The 2023 TIP Report similarly noted,
“Iran fails to identify and support victims, instead prosecuting sex trafficking survivors for adultery, illegal travel, or moral corruption.”

Human and Social Impact: Broken Lives, Silenced Voices

The trafficking of women and children in Iran is more than an organized crime—it is the erosion of human dignity, family cohesion, and social stability.

Victims include runaway girls, orphaned children, female heads of household, and impoverished youth. Lured by promises of work, marriage, or migration, they are stripped of identity and agency, and sold into bondage.

Reports confirm that some trafficked Iranian girls are under 14 years of age.

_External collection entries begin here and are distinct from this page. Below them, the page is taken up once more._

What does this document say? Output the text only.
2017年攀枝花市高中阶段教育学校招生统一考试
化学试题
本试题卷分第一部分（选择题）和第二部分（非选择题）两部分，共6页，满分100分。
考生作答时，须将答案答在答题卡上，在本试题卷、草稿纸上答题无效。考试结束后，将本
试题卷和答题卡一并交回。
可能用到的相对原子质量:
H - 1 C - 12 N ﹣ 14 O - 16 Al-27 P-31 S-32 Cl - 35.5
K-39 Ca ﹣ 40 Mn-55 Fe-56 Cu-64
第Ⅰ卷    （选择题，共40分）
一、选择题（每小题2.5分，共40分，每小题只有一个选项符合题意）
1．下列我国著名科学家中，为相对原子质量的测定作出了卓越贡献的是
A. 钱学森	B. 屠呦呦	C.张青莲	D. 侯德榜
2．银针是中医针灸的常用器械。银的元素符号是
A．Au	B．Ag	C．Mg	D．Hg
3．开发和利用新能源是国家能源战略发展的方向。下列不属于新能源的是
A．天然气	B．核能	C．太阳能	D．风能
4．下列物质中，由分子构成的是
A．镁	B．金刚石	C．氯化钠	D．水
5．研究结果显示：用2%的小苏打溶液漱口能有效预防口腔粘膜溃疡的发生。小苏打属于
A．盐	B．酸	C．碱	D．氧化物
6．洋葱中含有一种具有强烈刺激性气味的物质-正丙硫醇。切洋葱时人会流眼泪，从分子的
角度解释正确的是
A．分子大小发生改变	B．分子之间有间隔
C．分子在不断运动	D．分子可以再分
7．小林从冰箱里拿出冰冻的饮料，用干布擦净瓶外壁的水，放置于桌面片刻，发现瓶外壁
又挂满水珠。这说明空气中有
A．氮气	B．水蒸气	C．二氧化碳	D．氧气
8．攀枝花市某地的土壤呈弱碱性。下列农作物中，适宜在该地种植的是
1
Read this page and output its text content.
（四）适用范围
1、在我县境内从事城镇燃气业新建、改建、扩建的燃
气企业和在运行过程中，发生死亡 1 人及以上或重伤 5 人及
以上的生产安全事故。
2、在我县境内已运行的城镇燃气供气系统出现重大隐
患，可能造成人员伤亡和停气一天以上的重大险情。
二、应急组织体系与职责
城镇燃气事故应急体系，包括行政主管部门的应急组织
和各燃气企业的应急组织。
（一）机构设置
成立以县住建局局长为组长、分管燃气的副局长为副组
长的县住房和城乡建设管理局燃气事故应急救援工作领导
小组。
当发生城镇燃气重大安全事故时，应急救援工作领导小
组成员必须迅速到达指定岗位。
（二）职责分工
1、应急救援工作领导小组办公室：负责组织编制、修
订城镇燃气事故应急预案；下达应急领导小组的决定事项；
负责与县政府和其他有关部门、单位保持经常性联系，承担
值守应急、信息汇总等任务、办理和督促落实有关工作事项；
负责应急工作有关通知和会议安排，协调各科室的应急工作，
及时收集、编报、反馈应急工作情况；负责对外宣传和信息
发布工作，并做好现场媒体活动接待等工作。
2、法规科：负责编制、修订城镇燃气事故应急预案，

They are held in secrecy until considered ready for sale on the sex market.

In some cases, poor families send daughters abroad hoping for income, only to later discover the truth. Many remain silent out of shame or fear for their child’s life. One mother said,
“My daughter has been missing for two weeks. Her friends said she went abroad to send us money”. I only pray she is alive.”— University of Tehran Legal Clinic

In regions where trafficking is prevalent, girls are treated as tradeable assets. The regime’s laws on child marriage, sigheh, and gender inequality reinforce and reproduce the trafficking system. Under the mullahs’ regime, trafficking is not an isolated tragedy, but a state-embedded system of sexual exploitation.

Conclusion and International Call to Action

We urge the United Nations Human Rights Council, the Office of the High Commissioner for Human Rights, and the United Nations Office on Drugs and Crime (UNODC) to:

  1. Launch an immediate, independent international investigation into the role of the IRGC and other regime institutions in human trafficking in Iran,
  2. Add the names of involved Iranian officials to international human rights sanctions lists,
  3. Provide direct international protection to Iranian victims of trafficking, especially women and children,
  4. Establish mechanisms for documentation and exposure of sex trafficking networks in Iran.

The mullahs’ regime is not merely in breach of international obligations—it is a key perpetrator of trafficking in the region.

Silence in the face of this crime is complicity.